APOPO is a social enterprise that researches, develops and disseminates detection rats technology for humanitarian purposes. It was initiated in response to the global landmine problem. Landmines pose a structural barrier to any development. Moreover, vulnerable communities remain dependent on imported expertise to address the complex problems of landmine detection and clearance of suspected areas. 

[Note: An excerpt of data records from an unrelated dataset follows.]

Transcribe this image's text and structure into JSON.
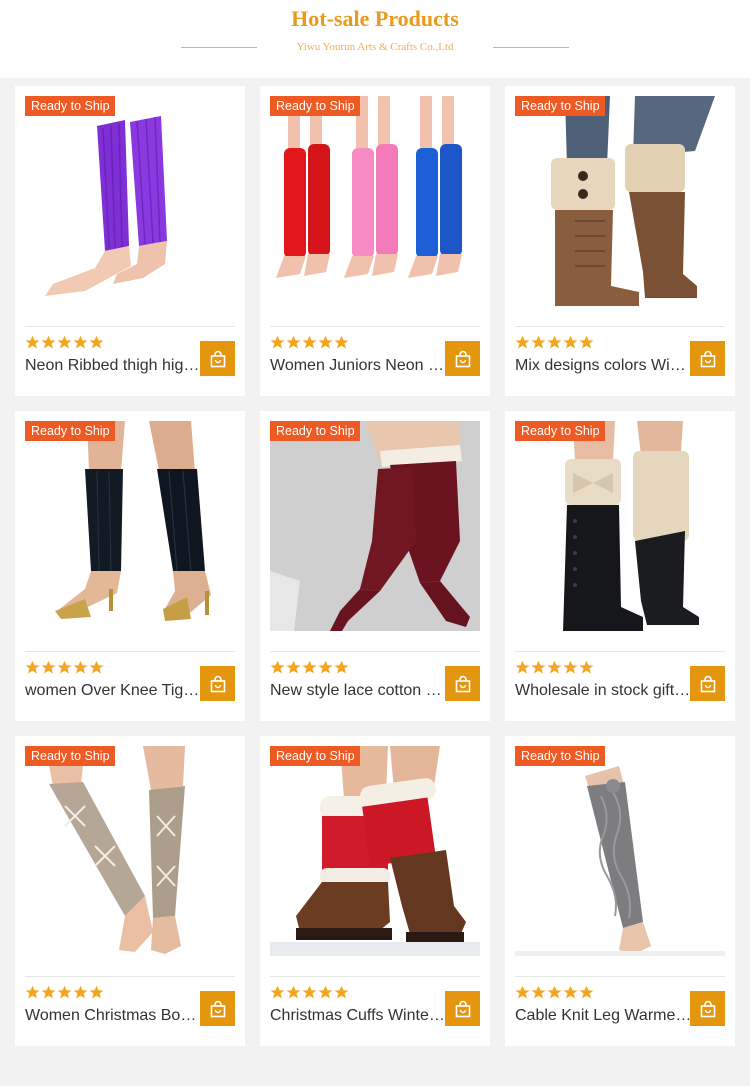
{
  "header": {
    "title": "Hot-sale Products",
    "subtitle": "Yiwu Yourun Arts & Crafts Co.,Ltd"
  },
  "colors": {
    "accent": "#e89a1c",
    "badge": "#ee5a24",
    "cart": "#e4960f",
    "star": "#f3a51c"
  },
  "products": [
    {
      "badge": "Ready to Ship",
      "title": "Neon Ribbed thigh high leg warmers",
      "rating": 5,
      "image": "purple-leg-warmers-icon"
    },
    {
      "badge": "Ready to Ship",
      "title": "Women Juniors Neon Ribbed Leg Warmers",
      "rating": 5,
      "image": "neon-leg-warmers-icon"
    },
    {
      "badge": "Ready to Ship",
      "title": "Mix designs colors Winter Knit Boot Cuffs",
      "rating": 5,
      "image": "boot-cuffs-buttons-icon"
    },
    {
      "badge": "Ready to Ship",
      "title": "women Over Knee Tights Dance Leg Warmers",
      "rating": 5,
      "image": "black-stirrup-leg-warmers-icon"
    },
    {
      "badge": "Ready to Ship",
      "title": "New style lace cotton over knee socks",
      "rating": 5,
      "image": "burgundy-lace-socks-icon"
    },
    {
      "badge": "Ready to Ship",
      "title": "Wholesale in stock gift knit boot cuffs",
      "rating": 5,
      "image": "bow-boot-cuffs-icon"
    },
    {
      "badge": "Ready to Ship",
      "title": "Women Christmas Boot Leg Warmers",
      "rating": 5,
      "image": "christmas-leg-warmers-icon"
    },
    {
      "badge": "Ready to Ship",
      "title": "Christmas Cuffs Winter Boot Toppers",
      "rating": 5,
      "image": "red-fur-boot-cuffs-icon"
    },
    {
      "badge": "Ready to Ship",
      "title": "Cable Knit Leg Warmers with Pom Pom",
      "rating": 5,
      "image": "grey-cable-leg-warmers-icon"
    }
  ]
}
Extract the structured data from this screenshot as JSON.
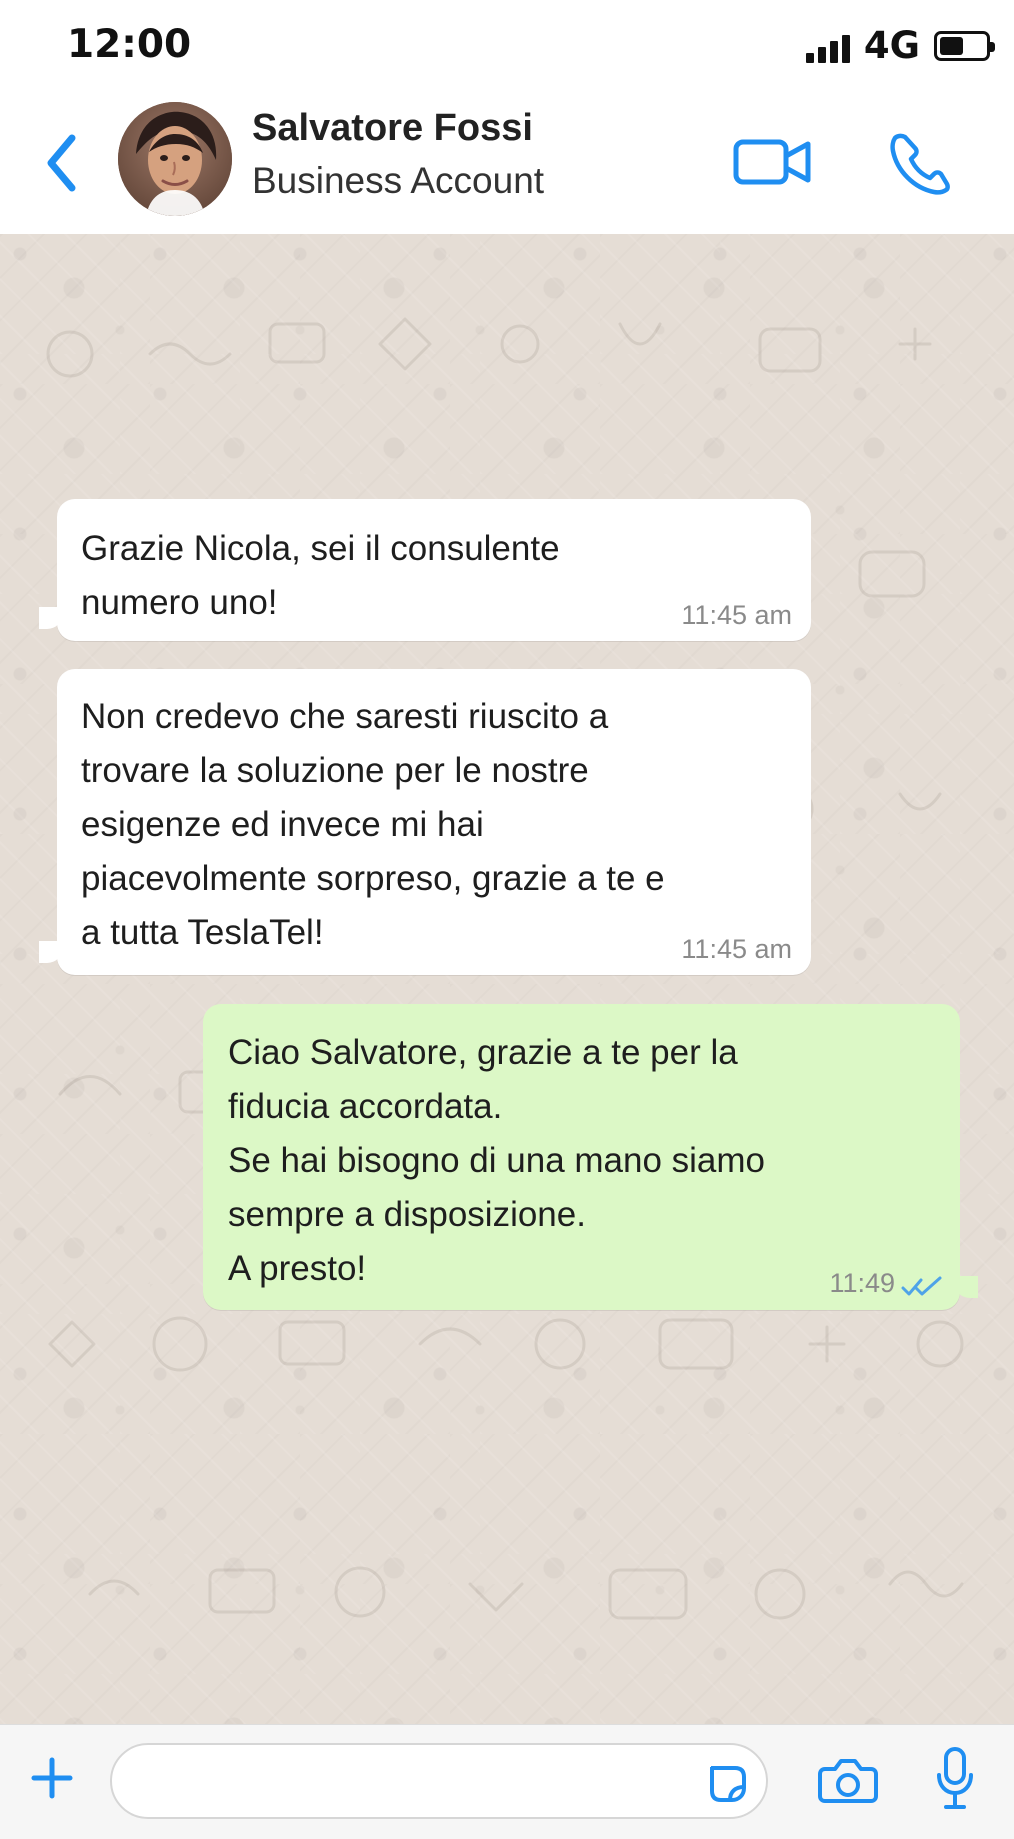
{
  "status_bar": {
    "time": "12:00",
    "network": "4G",
    "signal_icon": "signal-icon",
    "battery_icon": "battery-icon"
  },
  "header": {
    "back_icon": "chevron-left-icon",
    "contact_name": "Salvatore Fossi",
    "contact_subtitle": "Business Account",
    "video_icon": "video-camera-icon",
    "voice_icon": "phone-icon"
  },
  "chat": {
    "messages": [
      {
        "direction": "incoming",
        "text": "Grazie Nicola, sei il consulente\nnumero uno!",
        "time": "11:45 am"
      },
      {
        "direction": "incoming",
        "text": "Non credevo che saresti riuscito a\ntrovare la soluzione per le nostre\nesigenze ed invece mi hai\npiacevolmente sorpreso, grazie a te e\na tutta TeslaTel!",
        "time": "11:45 am"
      },
      {
        "direction": "outgoing",
        "text": "Ciao Salvatore, grazie a te per la\nfiducia accordata.\nSe hai bisogno di una mano siamo\nsempre a disposizione.\nA presto!",
        "time": "11:49",
        "status_icon": "double-check-icon"
      }
    ]
  },
  "composer": {
    "plus_icon": "plus-icon",
    "input_value": "",
    "sticker_icon": "sticker-icon",
    "camera_icon": "camera-icon",
    "mic_icon": "microphone-icon"
  },
  "colors": {
    "accent": "#1f8ef1",
    "incoming_bubble": "#ffffff",
    "outgoing_bubble": "#dcf8c6",
    "chat_background": "#e5ddd5"
  }
}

There are currently 66 countries and 7 territories around the world that are affected by landmines and/or explosive remnants of war. Landmines pose a structural barrier to development and economic growth, long after war ends.
Developing communities remain dependent on imported expertise to address the complex problems of landmine detection and clearance of suspected areas.
Detection of landmines is difficult, dangerous, costly and time-consuming. Currently, many developing countries are under pressure to meet their commitments to become landmine free by the Ottawa deadline (different for every country), but many lack the resources to fulfill that commitment.

APOPO has stepped up its war on landmines and aims to spread the use of its unique rat detection and land release methodology through its Mine Action Programs. APOPO continues to develop combined approaches using existing demining technology as well as its innovative Mine Detection Rats (MDRs), leading to greater land release rates. In addition to the current use of these HeroRATs in clearance procedures, the role of rats in technical survey is also being explored, which will have a positive effect on overall efficiency of releasing land.

Rats have an exceptional sense of smell, and can be trained to detect explosives. Unlike metal detectors, they can detect both metal and plastic-cased landmines.
Rats provide a low-tech solution to the landmine problem, especially in low-resource environments.
Rats are light-weight (approximately 1.5 kg or less) and they will not set off mines when they stand on them (it typically takes 5 kg to set off a pressure-activated landmine).
Rats are very sociable and easy to train, and they don't mind performing repetitive tasks (in exchange for a sweet reward!)
Rats are small and very cheap to feed, maintain, and transport.
Rats are motivated by food, and are less emotionally tied to their handlers than dogs - it is therefore easier to transfer them between handlers.
Rats require little veterinary care, are resilient to many tropical diseases and are highly adaptable creatures.
African giant pouched rats have a long life span (6-8 years) which means a solid return on the initial training investment.

APOPO currently has Mine Action Programs in Mozambique and Thailand. Since 2006 APOPO has run a fully operational mine clearance program in Mozambique, and in 2008 was tasked as the sole operator for continuing the clearance of Gaza Province. The goal is to clear all known remaining minefields in Gaza Province by 2014, in accordance with Mozambique’s mine-ban treaty extension request deadline.